Jo first learned the art of building with dry stone in her early teens, living on her family farm in Glossop, near the famed Peak District National Park. "We had a sheep farm with a lot of walls made of grit stone and limestone. A local farmer, Ben Cook, who was 70 years old, came one day to ask if he might rebuild some walls for us; for free, just because he loved dry stone walling. My sister and brother and I were sent to help and it started there." Jo's younger sister Sal is also a well known dry stone waller in the UK and still lives on the family farm. Her brother Clive farms nearby. England has a long history of using local stone to make barriers to hold livestock. Universities, working with the Dry Stone Waller Association of Great Britain, now offer a practical course to teach the art. "The Association has been around since the 60's," explains Jo. "There are local chapters across the country and even around the world, and people meet for training days and competitions."

Stones for dry stone wall must be irregular and rough, rather than quarried and dimensioned. "If you start by cutting the stone, it's hard to stop doing it," she reasons. The smaller stones used in a wall weigh about a kilo; the largest might be half a tonne. The biggest wall Jo has built was 20 feet high, with a base of 15 -16 feet "This is an unusual job for a woman, still," she concedes. "But placing the stones has a lot more to do with skill and experience then it has to do with strength. Very large stones are put into place with heavy machinery, but the only tool a dry stone waller needs is a rock hammer, and that is used very sparingly.
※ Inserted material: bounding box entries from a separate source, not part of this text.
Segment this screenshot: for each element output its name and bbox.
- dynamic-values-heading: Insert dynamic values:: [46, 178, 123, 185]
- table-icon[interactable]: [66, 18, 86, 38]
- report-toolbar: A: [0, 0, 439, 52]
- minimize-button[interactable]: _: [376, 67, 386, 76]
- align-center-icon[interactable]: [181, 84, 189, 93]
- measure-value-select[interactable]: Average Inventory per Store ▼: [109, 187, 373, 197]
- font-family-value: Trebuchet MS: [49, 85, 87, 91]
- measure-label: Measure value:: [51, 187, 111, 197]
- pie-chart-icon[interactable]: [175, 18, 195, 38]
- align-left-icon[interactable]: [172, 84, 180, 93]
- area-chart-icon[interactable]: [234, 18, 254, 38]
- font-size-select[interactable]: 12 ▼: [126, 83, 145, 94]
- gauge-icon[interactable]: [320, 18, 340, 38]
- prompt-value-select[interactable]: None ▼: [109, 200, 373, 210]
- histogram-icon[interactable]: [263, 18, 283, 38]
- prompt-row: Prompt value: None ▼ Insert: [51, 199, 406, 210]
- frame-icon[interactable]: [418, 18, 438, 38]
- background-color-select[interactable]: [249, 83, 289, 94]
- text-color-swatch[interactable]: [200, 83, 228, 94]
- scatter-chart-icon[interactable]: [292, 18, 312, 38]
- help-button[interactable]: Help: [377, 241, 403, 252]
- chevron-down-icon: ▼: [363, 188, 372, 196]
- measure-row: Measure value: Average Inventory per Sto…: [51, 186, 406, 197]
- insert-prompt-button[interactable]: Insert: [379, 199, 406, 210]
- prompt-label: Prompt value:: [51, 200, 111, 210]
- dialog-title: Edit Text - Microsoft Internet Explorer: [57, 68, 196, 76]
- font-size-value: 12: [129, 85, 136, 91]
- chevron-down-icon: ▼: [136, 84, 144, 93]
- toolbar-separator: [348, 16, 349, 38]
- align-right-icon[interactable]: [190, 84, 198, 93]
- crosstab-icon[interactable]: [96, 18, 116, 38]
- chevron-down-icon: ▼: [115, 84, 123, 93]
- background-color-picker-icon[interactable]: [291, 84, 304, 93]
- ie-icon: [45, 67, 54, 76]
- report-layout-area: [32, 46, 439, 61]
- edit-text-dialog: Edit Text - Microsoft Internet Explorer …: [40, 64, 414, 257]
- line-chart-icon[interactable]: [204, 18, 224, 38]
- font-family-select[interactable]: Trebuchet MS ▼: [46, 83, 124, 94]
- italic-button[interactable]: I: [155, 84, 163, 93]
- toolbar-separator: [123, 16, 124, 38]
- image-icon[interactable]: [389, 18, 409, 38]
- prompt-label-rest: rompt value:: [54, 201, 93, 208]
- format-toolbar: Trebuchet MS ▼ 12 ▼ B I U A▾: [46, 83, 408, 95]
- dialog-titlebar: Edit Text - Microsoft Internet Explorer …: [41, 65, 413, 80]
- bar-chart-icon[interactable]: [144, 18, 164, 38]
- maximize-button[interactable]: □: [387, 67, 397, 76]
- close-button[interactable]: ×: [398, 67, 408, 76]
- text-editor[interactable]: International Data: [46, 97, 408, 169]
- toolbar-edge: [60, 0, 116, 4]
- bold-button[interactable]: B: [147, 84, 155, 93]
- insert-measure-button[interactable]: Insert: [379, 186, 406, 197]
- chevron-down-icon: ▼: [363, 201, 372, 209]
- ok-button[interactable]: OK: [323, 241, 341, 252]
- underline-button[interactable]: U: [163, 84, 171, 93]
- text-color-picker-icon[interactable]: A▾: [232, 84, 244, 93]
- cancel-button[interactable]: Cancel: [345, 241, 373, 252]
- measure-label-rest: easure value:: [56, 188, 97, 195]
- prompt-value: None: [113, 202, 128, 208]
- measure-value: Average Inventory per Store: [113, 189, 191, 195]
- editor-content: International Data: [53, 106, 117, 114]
Sometimes teams of wallers might work together for a very big project, but it's usually a solitary job."

Jo and Sal still work together every year, when Jo returns to England during Canada's winter. "It's not so cold in England, so you can wall all year 'round, but here the stones get frozen to the ground and covered in snow." Going back also means that Jo doesn't take too much time off walling. "Selecting the stone and the speed you can work at comes from experience and constant usage of your skill," she states. "You get to know instantly which stone to use or discard when you work; you can't lose the skill but you can get rusty!"

Cold hasn't deterred Jo from getting her hands on rocks further north. She is currently working on a 3-year project to build a large amphitheatre as a meeting place in Iqaluit, Nunavut. "The project also serves to get Inuit trained as dry stone wallers," she says. "They have a cultural heritage of building with stone." The type of rock often dictates the style of building and the appearance of the wall, but the methods are the same. "You never stop learning - every stone creates a new problem. So you must find a way to build that won't make new problems!"

"In the UK, a dry stone wall might stand 90 years before it deteriorates, as there aren't such temperature extremes. But dry stone is perfect for Canada, as the wall is flexible and retains its strength during freeze and thaw. Dry stone has technical strength and aesthetic beauty, and dry stone wallers are passionate about their work."